ニューズウィーク日本版 2015年12月8日 18時0分

 威風堂々という言葉がぴったりだった。先にバーレーンの首都マナマで開かれた中東地域安全保障会議で、基調演説に立ったのはエジプト大統領のアブデル・ファタハ・アル・シシ将軍。屈強な護衛兵を従えた将軍は居並ぶ各国要人やアメリカ政府高官を前に、シリアやイエメン、リビアの治安回復に果たすべきエジプトの役割についてとうとうと述べ立てたのだった。

 だが生粋の軍人であるシシが最も懸念していたのは、この地域における武装集団の台頭だ。「国家と法治主義が武装勢力によって脅かされている」と、彼は強調した。エジプトの観光地を飛び立ったロシアの旅客機がテロ組織ISIS(自称イスラム国、別名ISIL)の仕掛けた爆弾で破壊され、乗客・乗員が全員死亡したのは、その翌日のことだ。

 マナマでドイツの国防相らと会談したシシは本国に取って返し、ロシア機墜落の状況を把握した後にイギリスを公式訪問した。欧米諸国はシシに対して長らく懐疑的だったが、今回の訪英によって、エジプトは国際外交の表舞台への復帰を果たしたと言えるだろう。

 シシはイギリスで、エジプトの民主主義は「建設途上」にあると語った。楽観論に立てば、中東地域全体についても同じことが言えるだろう。だが悲観論に立てば、むしろ中東の民主主義は破壊の途上にあると言いたくなる。

 4年前には、確かに民主主義の建設が始まっていた。チュニジアの若者が市当局の嫌がらせに抗議の焼身自殺を図ったことをきっかけに、中東各地で圧政に抗議する人々が街頭に繰り出したのは2011年初頭のこと。アラブの春の始まりだった。長らく軍人や王族による専制支配が続いたこの地域に、ようやく民主主義が芽吹く。そんな期待が高まっていた。

 今年のノーベル平和賞はチュニジアの民主化に貢献した人権団体に贈られた。だがそれは近隣諸国で独裁が復活するなか、なんとしてもチュニジアの民主化だけは維持しようという絶望的な試みに見えた。

 希望を絶望に変えたのはエジプトの状況だ。

 シシが軍隊を動かして、民主的に選ばれたムハンマド・モルシ大統領(当時)を更迭し、ムスリム同胞団の指導者たちを逮捕したのは13年の7月3日。
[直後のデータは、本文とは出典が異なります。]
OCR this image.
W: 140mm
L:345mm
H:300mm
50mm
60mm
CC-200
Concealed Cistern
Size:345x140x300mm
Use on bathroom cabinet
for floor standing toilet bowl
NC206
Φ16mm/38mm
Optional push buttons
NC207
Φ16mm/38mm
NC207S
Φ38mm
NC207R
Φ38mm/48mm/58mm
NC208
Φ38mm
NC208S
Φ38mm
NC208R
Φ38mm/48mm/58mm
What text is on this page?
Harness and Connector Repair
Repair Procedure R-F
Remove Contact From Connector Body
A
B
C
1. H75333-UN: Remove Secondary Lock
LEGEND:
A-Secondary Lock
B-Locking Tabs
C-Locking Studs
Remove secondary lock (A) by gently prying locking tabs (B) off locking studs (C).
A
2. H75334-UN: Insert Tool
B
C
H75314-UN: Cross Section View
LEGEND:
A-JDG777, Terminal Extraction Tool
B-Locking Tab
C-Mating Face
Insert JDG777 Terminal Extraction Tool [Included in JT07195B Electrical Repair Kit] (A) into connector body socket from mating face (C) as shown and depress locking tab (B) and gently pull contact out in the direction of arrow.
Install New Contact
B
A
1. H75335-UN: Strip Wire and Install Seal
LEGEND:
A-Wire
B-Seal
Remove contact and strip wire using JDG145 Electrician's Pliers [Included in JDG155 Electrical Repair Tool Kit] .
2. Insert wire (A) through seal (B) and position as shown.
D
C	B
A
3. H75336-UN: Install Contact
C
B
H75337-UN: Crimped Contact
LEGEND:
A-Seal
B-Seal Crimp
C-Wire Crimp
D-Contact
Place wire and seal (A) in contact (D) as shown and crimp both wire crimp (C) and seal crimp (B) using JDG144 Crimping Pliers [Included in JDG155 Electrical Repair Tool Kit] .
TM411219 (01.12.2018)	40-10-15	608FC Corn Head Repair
あの日、「アラブの春は確実に終わった」と米ブルッキングズ研究所の上級研究員シャディ・ハミドは言う。「あれでエジプト以外の国々でも、独裁者が強硬な手段を取り始めた」

 シシ政権はすぐに反政府デモを禁止した。クーデターの1カ月後には治安部隊が、首都カイロで1000人近いデモ参加者を殺害。人権団体ヒューマン・ライツ・ウォッチによれば「1日のデモ参加者殺害数としては近年まれに見る規模」だった。

 その後もシシは、いわゆるイスラム主義者に対してエジプト史上最も厳しい弾圧を行ってきた。反政府勢力を片っ端から政治犯として収監し、不都合な人物を消し去り、街頭に繰り出す者は皆殺し。そんなシシは「典型的な独裁者」だと、ロンドンのシンクタンク王立国際問題研究所の上級研究員ジェーン・キニンモントは言う。「議会の選挙はやっているが、今どきの独裁者は選挙くらいやるものだ」

シシ体制を容認する欧米

 エジプトだけではない。チュニジアというわずかな例外を除けば、アラブの春が過ぎた諸国では安定した民主的システムへの移行が滞っている。

 最悪なのはシリアだ。民衆の蜂起は血みどろの内戦に発展した。反政府勢力の乱立にISISが加わり、さらにアサド政権を支援するロシアも介入して、状況は一段と混迷を深めている。終わりは見えず、バシャル・アサド大統領はまだ権力にしがみつこうとしている。

 リビア民主化の期待も裏切られた。NATO(北大西洋条約機構)軍は独裁者ムアマル・カダフィを追放するため、11年に反政府勢力を支援した。だが独裁者を排除した後のリビアは混乱に陥り、イスラム過激派の巣窟と化した。対抗する2つの勢力が国の支配権を争っているが、国際社会の承認する世俗派の政府は首都トリポリを追われて、東部の主要都市トブルクに退去している。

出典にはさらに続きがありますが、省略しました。